During the Churches by Bus tour on Saturday, I became acquainted with a few new saints. That’s one of the things about saints, there are always more. The second church for bus #4 was St. Procopius Catholic Church at 1641 S. Allport St. in the Pilsen neighborhood.
Procopius? The Secret History Procopius? He was a saint?
No. Different fellow, separated by 500 years or so and some geography. From the web site of St. Patrick’s Church in Washington, DC: “Born in Bohemia; died March 25, 1053; canonized by Pope Innocent III in 1204; feast day formerly July 4. Procopius studied in Prague, where he was also ordained. He became a canon, was a hermit for a time, and then was founding abbot of the Basilian abbey of Sazaba in Prague.

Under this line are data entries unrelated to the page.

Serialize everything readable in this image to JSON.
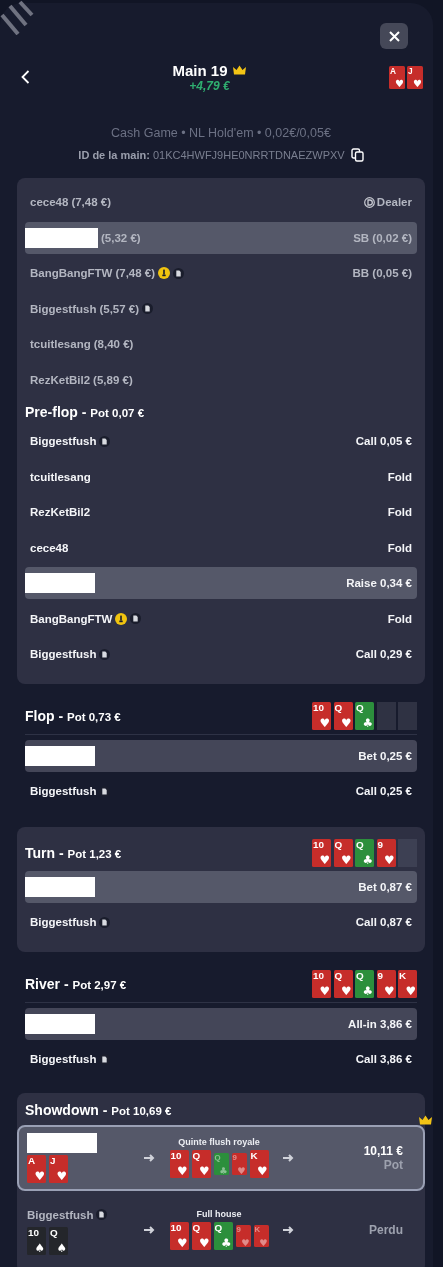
{
  "header": {
    "title": "Main 19",
    "winner": true,
    "result": "+4,79 €",
    "hole_cards": [
      {
        "rank": "A",
        "suit": "♥",
        "color": "#c62d2a"
      },
      {
        "rank": "J",
        "suit": "♥",
        "color": "#c62d2a"
      }
    ]
  },
  "info": {
    "game": "Cash Game • NL Hold'em • 0,02€/0,05€",
    "id_label": "ID de la main:",
    "id_value": "01KC4HWFJ9HE0NRRTDNAEZWPXV"
  },
  "seats": [
    {
      "name": "cece48",
      "stack": "(7,48 €)",
      "hero": false,
      "info": false,
      "note": false,
      "dealer": true,
      "position": "Dealer"
    },
    {
      "stack": "(5,32 €)",
      "hero": true,
      "info": false,
      "note": false,
      "dealer": false,
      "position": "SB (0,02 €)"
    },
    {
      "name": "BangBangFTW",
      "stack": "(7,48 €)",
      "hero": false,
      "info": true,
      "note": true,
      "dealer": false,
      "position": "BB (0,05 €)"
    },
    {
      "name": "Biggestfush",
      "stack": "(5,57 €)",
      "hero": false,
      "info": false,
      "note": true,
      "dealer": false
    },
    {
      "name": "tcuitlesang",
      "stack": "(8,40 €)",
      "hero": false,
      "info": false,
      "note": false,
      "dealer": false
    },
    {
      "name": "RezKetBil2",
      "stack": "(5,89 €)",
      "hero": false,
      "info": false,
      "note": false,
      "dealer": false
    }
  ],
  "streets": [
    {
      "name": "Pre-flop -",
      "pot": "Pot 0,07 €",
      "panel": true,
      "actions": [
        {
          "player": "Biggestfush",
          "hero": false,
          "info": false,
          "note": true,
          "action": "Call 0,05 €"
        },
        {
          "player": "tcuitlesang",
          "hero": false,
          "info": false,
          "note": false,
          "action": "Fold"
        },
        {
          "player": "RezKetBil2",
          "hero": false,
          "info": false,
          "note": false,
          "action": "Fold"
        },
        {
          "player": "cece48",
          "hero": false,
          "info": false,
          "note": false,
          "action": "Fold"
        },
        {
          "hero": true,
          "info": false,
          "note": false,
          "action": "Raise 0,34 €"
        },
        {
          "player": "BangBangFTW",
          "hero": false,
          "info": true,
          "note": true,
          "action": "Fold"
        },
        {
          "player": "Biggestfush",
          "hero": false,
          "info": false,
          "note": true,
          "action": "Call 0,29 €"
        }
      ]
    },
    {
      "name": "Flop -",
      "pot": "Pot 0,73 €",
      "panel": false,
      "board": [
        {
          "rank": "10",
          "suit": "♥",
          "color": "#c62d2a"
        },
        {
          "rank": "Q",
          "suit": "♥",
          "color": "#c62d2a"
        },
        {
          "rank": "Q",
          "suit": "♣",
          "color": "#2c8f3c"
        }
      ],
      "actions": [
        {
          "hero": true,
          "info": false,
          "note": false,
          "action": "Bet 0,25 €"
        },
        {
          "player": "Biggestfush",
          "hero": false,
          "info": false,
          "note": true,
          "action": "Call 0,25 €"
        }
      ]
    },
    {
      "name": "Turn -",
      "pot": "Pot 1,23 €",
      "panel": true,
      "board": [
        {
          "rank": "10",
          "suit": "♥",
          "color": "#c62d2a"
        },
        {
          "rank": "Q",
          "suit": "♥",
          "color": "#c62d2a"
        },
        {
          "rank": "Q",
          "suit": "♣",
          "color": "#2c8f3c"
        },
        {
          "rank": "9",
          "suit": "♥",
          "color": "#c62d2a"
        }
      ],
      "actions": [
        {
          "hero": true,
          "info": false,
          "note": false,
          "action": "Bet 0,87 €"
        },
        {
          "player": "Biggestfush",
          "hero": false,
          "info": false,
          "note": true,
          "action": "Call 0,87 €"
        }
      ]
    },
    {
      "name": "River -",
      "pot": "Pot 2,97 €",
      "panel": false,
      "board": [
        {
          "rank": "10",
          "suit": "♥",
          "color": "#c62d2a"
        },
        {
          "rank": "Q",
          "suit": "♥",
          "color": "#c62d2a"
        },
        {
          "rank": "Q",
          "suit": "♣",
          "color": "#2c8f3c"
        },
        {
          "rank": "9",
          "suit": "♥",
          "color": "#c62d2a"
        },
        {
          "rank": "K",
          "suit": "♥",
          "color": "#c62d2a"
        }
      ],
      "actions": [
        {
          "hero": true,
          "info": false,
          "note": false,
          "action": "All-in 3,86 €"
        },
        {
          "player": "Biggestfush",
          "hero": false,
          "info": false,
          "note": true,
          "action": "Call 3,86 €"
        }
      ]
    }
  ],
  "showdown": {
    "name": "Showdown -",
    "pot": "Pot 10,69 €",
    "hands": [
      {
        "hero": true,
        "note": false,
        "winner": true,
        "hole": [
          {
            "rank": "A",
            "suit": "♥",
            "color": "#c62d2a"
          },
          {
            "rank": "J",
            "suit": "♥",
            "color": "#c62d2a"
          }
        ],
        "hand_name": "Quinte flush royale",
        "best": [
          {
            "rank": "10",
            "suit": "♥",
            "color": "#c62d2a",
            "used": true
          },
          {
            "rank": "Q",
            "suit": "♥",
            "color": "#c62d2a",
            "used": true
          },
          {
            "rank": "Q",
            "suit": "♣",
            "color": "#2c8f3c",
            "used": false
          },
          {
            "rank": "9",
            "suit": "♥",
            "color": "#c62d2a",
            "used": false
          },
          {
            "rank": "K",
            "suit": "♥",
            "color": "#c62d2a",
            "used": true
          }
        ],
        "amount": "10,11 €",
        "result": "Pot"
      },
      {
        "player": "Biggestfush",
        "hero": false,
        "note": true,
        "winner": false,
        "hole": [
          {
            "rank": "10",
            "suit": "♠",
            "color": "#24262b"
          },
          {
            "rank": "Q",
            "suit": "♠",
            "color": "#24262b"
          }
        ],
        "hand_name": "Full house",
        "best": [
          {
            "rank": "10",
            "suit": "♥",
            "color": "#c62d2a",
            "used": true
          },
          {
            "rank": "Q",
            "suit": "♥",
            "color": "#c62d2a",
            "used": true
          },
          {
            "rank": "Q",
            "suit": "♣",
            "color": "#2c8f3c",
            "used": true
          },
          {
            "rank": "9",
            "suit": "♥",
            "color": "#c62d2a",
            "used": false
          },
          {
            "rank": "K",
            "suit": "♥",
            "color": "#c62d2a",
            "used": false
          }
        ],
        "result": "Perdu"
      }
    ]
  }
}
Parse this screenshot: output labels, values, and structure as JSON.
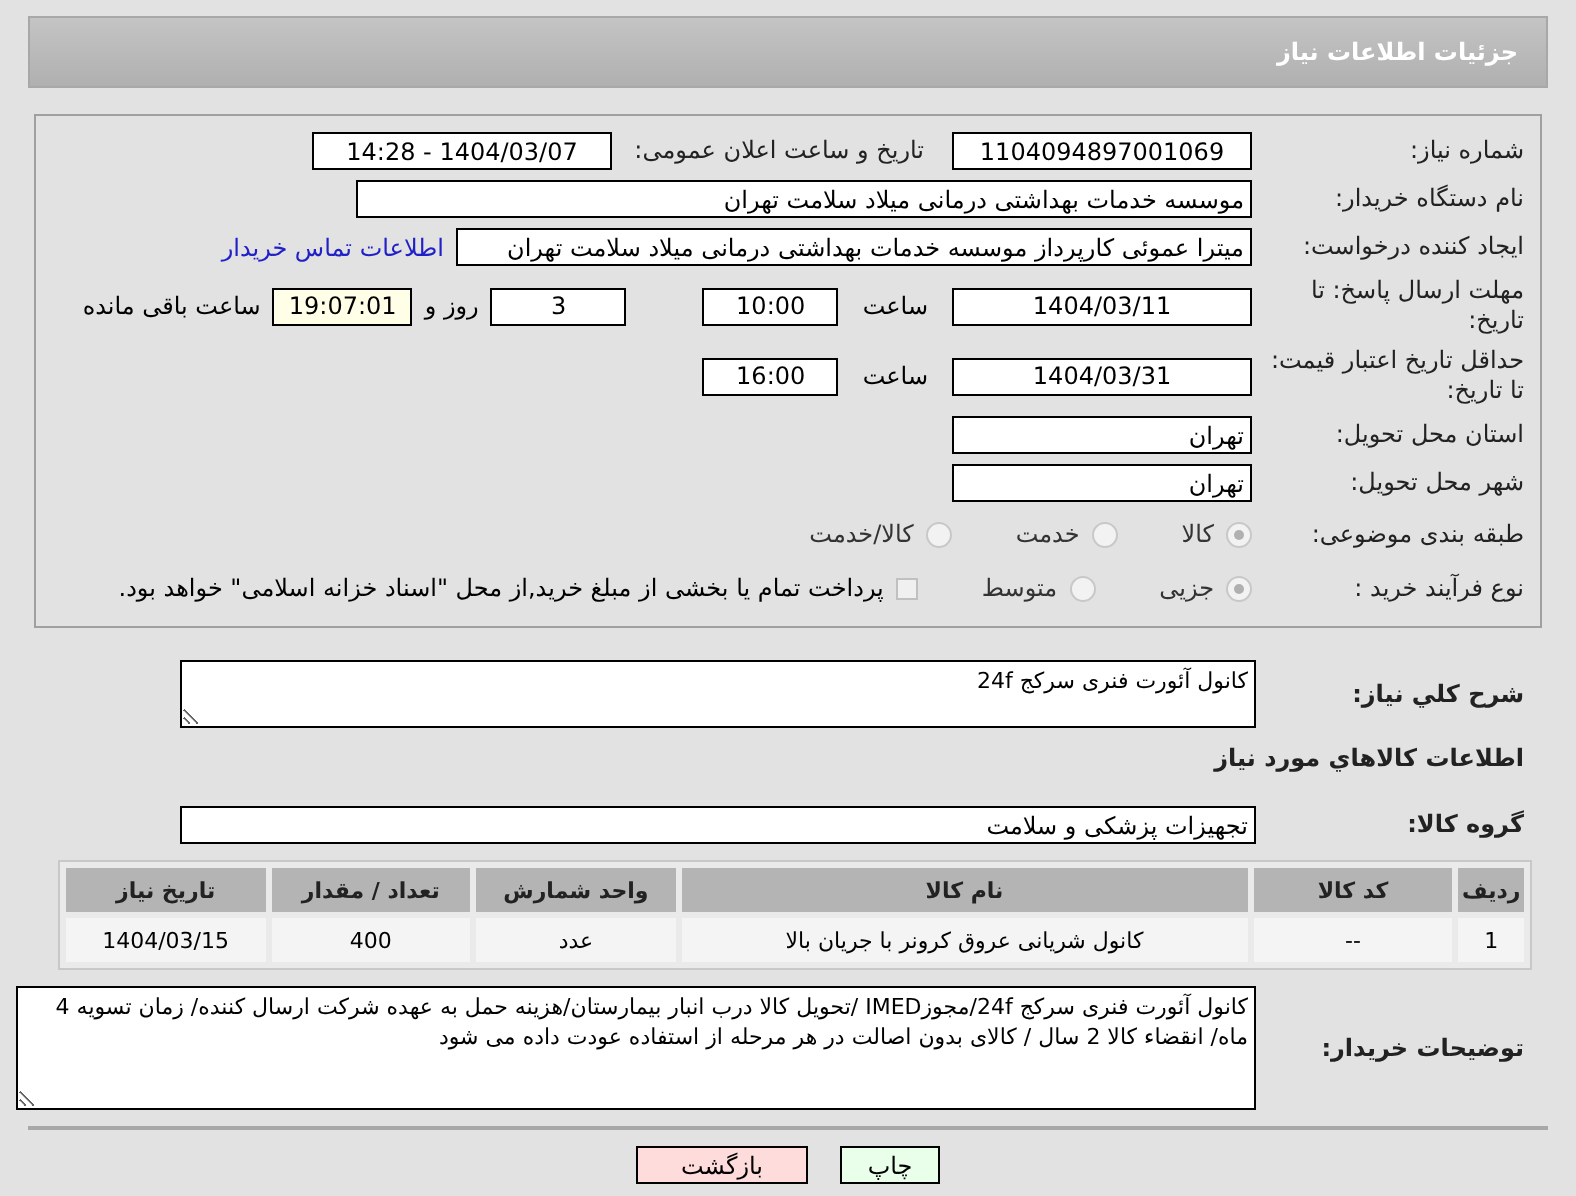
{
  "header": {
    "title": "جزئیات اطلاعات نیاز"
  },
  "need_number": {
    "label": "شماره نیاز:",
    "value": "1104094897001069"
  },
  "announce": {
    "label": "تاریخ و ساعت اعلان عمومی:",
    "value": "1404/03/07 - 14:28"
  },
  "buyer": {
    "label": "نام دستگاه خریدار:",
    "value": "موسسه خدمات بهداشتی درمانی میلاد سلامت تهران"
  },
  "requester": {
    "label": "ایجاد کننده درخواست:",
    "value": "میترا عموئی کارپرداز موسسه خدمات بهداشتی درمانی میلاد سلامت تهران",
    "link": "اطلاعات تماس خریدار"
  },
  "reply_deadline": {
    "label": "مهلت ارسال پاسخ: تا تاریخ:",
    "date": "1404/03/11",
    "time_label": "ساعت",
    "time": "10:00",
    "days": "3",
    "days_label": "روز و",
    "remaining": "19:07:01",
    "remaining_label": "ساعت باقی مانده"
  },
  "price_validity": {
    "label": "حداقل تاریخ اعتبار قیمت: تا تاریخ:",
    "date": "1404/03/31",
    "time_label": "ساعت",
    "time": "16:00"
  },
  "province": {
    "label": "استان محل تحویل:",
    "value": "تهران"
  },
  "city": {
    "label": "شهر محل تحویل:",
    "value": "تهران"
  },
  "category": {
    "label": "طبقه بندی موضوعی:",
    "options": [
      {
        "label": "کالا",
        "selected": true
      },
      {
        "label": "خدمت",
        "selected": false
      },
      {
        "label": "کالا/خدمت",
        "selected": false
      }
    ]
  },
  "process": {
    "label": "نوع فرآیند خرید :",
    "options": [
      {
        "label": "جزیی",
        "selected": true
      },
      {
        "label": "متوسط",
        "selected": false
      }
    ],
    "payment": {
      "checked": false,
      "text": "پرداخت تمام یا بخشی از مبلغ خرید,از محل \"اسناد خزانه اسلامی\" خواهد بود."
    }
  },
  "description": {
    "label": "شرح کلي نیاز:",
    "value": "کانول آئورت فنری سرکج 24f"
  },
  "goods_title": "اطلاعات کالاهاي مورد نیاز",
  "group": {
    "label": "گروه کالا:",
    "value": "تجهیزات پزشکی و سلامت"
  },
  "table": {
    "columns": [
      "ردیف",
      "کد کالا",
      "نام کالا",
      "واحد شمارش",
      "تعداد / مقدار",
      "تاریخ نیاز"
    ],
    "rows": [
      [
        "1",
        "--",
        "کانول شریانی عروق کرونر با جریان بالا",
        "عدد",
        "400",
        "1404/03/15"
      ]
    ]
  },
  "buyer_notes": {
    "label": "توضیحات خریدار:",
    "value": "کانول آئورت فنری سرکج 24f/مجوزIMED /تحویل کالا درب انبار بیمارستان/هزینه حمل به عهده شرکت ارسال کننده/ زمان تسویه 4 ماه/ انقضاء کالا 2 سال / کالای بدون اصالت در هر مرحله از استفاده عودت داده می شود"
  },
  "buttons": [
    {
      "label": "چاپ",
      "kind": "print"
    },
    {
      "label": "بازگشت",
      "kind": "back"
    }
  ]
}
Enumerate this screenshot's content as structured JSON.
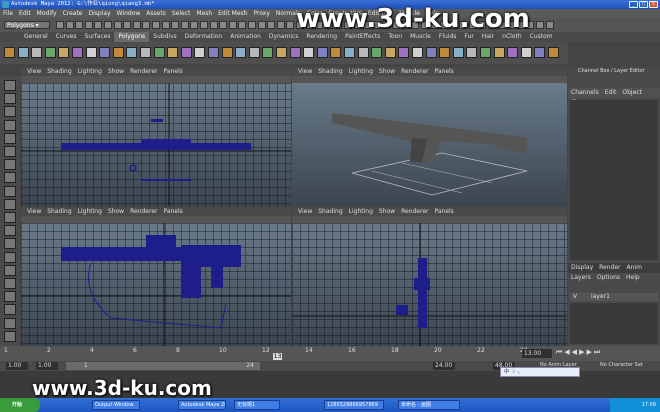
{
  "window": {
    "title": "Autodesk Maya 2012: G:\\作业\\qiong\\qiang3.mb*",
    "minimize": "_",
    "maximize": "□",
    "close": "x"
  },
  "menubar": [
    "File",
    "Edit",
    "Modify",
    "Create",
    "Display",
    "Window",
    "Assets",
    "Select",
    "Mesh",
    "Edit Mesh",
    "Proxy",
    "Normals",
    "Color",
    "Create UVs",
    "Edit UVs",
    "Muscle",
    "Help"
  ],
  "statusline": {
    "mode": "Polygons"
  },
  "shelf_tabs": [
    "General",
    "Curves",
    "Surfaces",
    "Polygons",
    "Subdivs",
    "Deformation",
    "Animation",
    "Dynamics",
    "Rendering",
    "PaintEffects",
    "Toon",
    "Muscle",
    "Fluids",
    "Fur",
    "Hair",
    "nCloth",
    "Custom"
  ],
  "shelf_active": "Polygons",
  "viewport_menu": [
    "View",
    "Shading",
    "Lighting",
    "Show",
    "Renderer",
    "Panels"
  ],
  "channel_box": {
    "title": "Channel Box / Layer Editor",
    "menu": [
      "Channels",
      "Edit",
      "Object",
      "Show"
    ]
  },
  "layer_editor": {
    "tabs": [
      "Display",
      "Render",
      "Anim"
    ],
    "menu": [
      "Layers",
      "Options",
      "Help"
    ],
    "layers": [
      {
        "visible": "V",
        "name": "layer1"
      }
    ]
  },
  "timeslider": {
    "ticks": [
      "1",
      "2",
      "4",
      "6",
      "8",
      "10",
      "12",
      "14",
      "16",
      "18",
      "20",
      "22",
      "24"
    ],
    "current_frame": "13",
    "current_time": "13.00"
  },
  "range": {
    "start": "1.00",
    "inner_start": "1.00",
    "inner_start_field": "1",
    "inner_end_field": "24",
    "end": "24.00",
    "end2": "48.00",
    "anim_layer": "No Anim Layer",
    "char_set": "No Character Set"
  },
  "watermarks": {
    "top": "www.3d-ku.com",
    "bottom": "www.3d-ku.com",
    "ime": "中 ☽ ·,"
  },
  "taskbar": {
    "start": "开始",
    "tasks": [
      "Output Window",
      "Autodesk Maya 20...",
      "无标题1",
      "1285529866957969",
      "未命名 - 画图"
    ],
    "clock": "17:09"
  }
}
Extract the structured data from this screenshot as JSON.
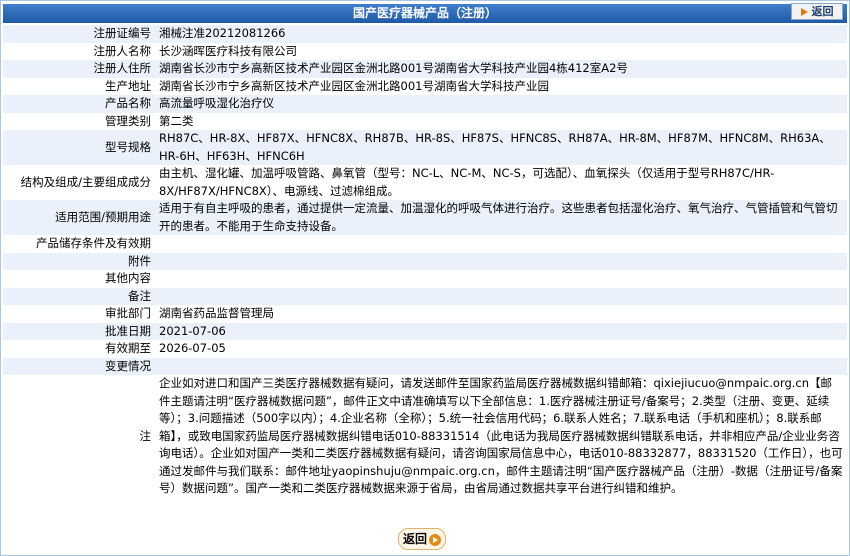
{
  "header": {
    "title": "国产医疗器械产品（注册）",
    "back_label": "返回"
  },
  "rows": [
    {
      "label": "注册证编号",
      "value": "湘械注准20212081266"
    },
    {
      "label": "注册人名称",
      "value": "长沙涵晖医疗科技有限公司"
    },
    {
      "label": "注册人住所",
      "value": "湖南省长沙市宁乡高新区技术产业园区金洲北路001号湖南省大学科技产业园4栋412室A2号"
    },
    {
      "label": "生产地址",
      "value": "湖南省长沙市宁乡高新区技术产业园区金洲北路001号湖南省大学科技产业园"
    },
    {
      "label": "产品名称",
      "value": "高流量呼吸湿化治疗仪"
    },
    {
      "label": "管理类别",
      "value": "第二类"
    },
    {
      "label": "型号规格",
      "value": "RH87C、HR-8X、HF87X、HFNC8X、RH87B、HR-8S、HF87S、HFNC8S、RH87A、HR-8M、HF87M、HFNC8M、RH63A、HR-6H、HF63H、HFNC6H"
    },
    {
      "label": "结构及组成/主要组成成分",
      "value": "由主机、湿化罐、加温呼吸管路、鼻氧管（型号：NC-L、NC-M、NC-S，可选配）、血氧探头（仅适用于型号RH87C/HR-8X/HF87X/HFNC8X）、电源线、过滤棉组成。"
    },
    {
      "label": "适用范围/预期用途",
      "value": "适用于有自主呼吸的患者，通过提供一定流量、加温湿化的呼吸气体进行治疗。这些患者包括湿化治疗、氧气治疗、气管插管和气管切开的患者。不能用于生命支持设备。"
    },
    {
      "label": "产品储存条件及有效期",
      "value": ""
    },
    {
      "label": "附件",
      "value": ""
    },
    {
      "label": "其他内容",
      "value": ""
    },
    {
      "label": "备注",
      "value": ""
    },
    {
      "label": "审批部门",
      "value": "湖南省药品监督管理局"
    },
    {
      "label": "批准日期",
      "value": "2021-07-06"
    },
    {
      "label": "有效期至",
      "value": "2026-07-05"
    },
    {
      "label": "变更情况",
      "value": ""
    },
    {
      "label": "注",
      "value": "企业如对进口和国产三类医疗器械数据有疑问，请发送邮件至国家药监局医疗器械数据纠错邮箱：qixiejiucuo@nmpaic.org.cn【邮件主题请注明“医疗器械数据问题”，邮件正文中请准确填写以下全部信息：1.医疗器械注册证号/备案号；2.类型（注册、变更、延续等）；3.问题描述（500字以内）；4.企业名称（全称）；5.统一社会信用代码；6.联系人姓名；7.联系电话（手机和座机）；8.联系邮箱】，或致电国家药监局医疗器械数据纠错电话010-88331514（此电话为我局医疗器械数据纠错联系电话，并非相应产品/企业业务咨询电话）。企业如对国产一类和二类医疗器械数据有疑问，请咨询国家局信息中心，电话010-88332877，88331520（工作日），也可通过发邮件与我们联系：邮件地址yaopinshuju@nmpaic.org.cn，邮件主题请注明“国产医疗器械产品（注册）-数据（注册证号/备案号）数据问题”。国产一类和二类医疗器械数据来源于省局，由省局通过数据共享平台进行纠错和维护。"
    }
  ],
  "footer": {
    "back_label": "返回"
  }
}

“Procopius is one of the patrons of Czechoslovakia (Benedictines, Delaney). In art, Saint Procopius lets the devil plough for him. He may be portrayed (1) as an abbot with a book and discipline, devil at his feet; (2) with a stag (or hind) near him; (3) with SS Adelbert, Ludmilla, and Vitus (patrons of Prague); or (4) as a hermit with a skull and a girdle of leaves (Roeder).”
Pilsen, as the name strongly suggests, used to be a Bohemian neighborhood, in the ethnic sense of that term, not the hipster sense. In 1875, St. Procopius was established as the third parish for the Bohemians of Chicago, and the parish built this handsome church in the early 1880s. According to some sources, Paul Huber was the architect. Other sources say it Julius Huber. The father and son sometimes worked together, so maybe they both did, to create the Romanesque Revival structure.
Back then, the Benedictines administered the church. There was even a monastery on site that later moved to suburban Lilse and became the Abbey of St. Procopius. Now the Jesuits operate the church.
In our time, Pilsen is a large Mexican-American neighborhood, with some bohemians in that other sense – those who can’t afford Bucktown or Wicker Park any more – filtering into the neighborhood. Or so I’ve read. My visits to the neighborhood have been scant few in recent years.
Here’s Procopius, center stage. No stag or skull or leaves or even a devil, but artistic interpretations vary.
Not far away are Mary and the infant Jesus, flanked by Joachim and Anne, with Mary as a girl. I don’t ever remember seeing this particular array before, but I don’t spend a lot of time studying religious art.
In a back corner of the church stands a statue of Miguel Agustin Pro, S.J.
The Jesuits are honoring one of their own, martyred by the anti-clerical government of Mexican President Plutarco Elias Calles in 1927. Before being executed by firing squad, Pro put his arms up and cried out, “Viva Cristo Rey!” Newspapers published a picture of him in that position, and so he stands in a church far to the north.
The church is also a shrine of the Virgin of San Juan de los Lagos. A sign in Spanish and English on the outside of the building, near the entrance, says so. (The nearby cornerstone says: “AD SANCTUM PROCOPIUM C Missio Haec Fundata Est A.D. 1875 Hic Lapis Angularis Positus Est 23 Julii 1882.”) If you can’t make it to the shrine of that name in central Mexico, coming here counts, and apparently people do in droves.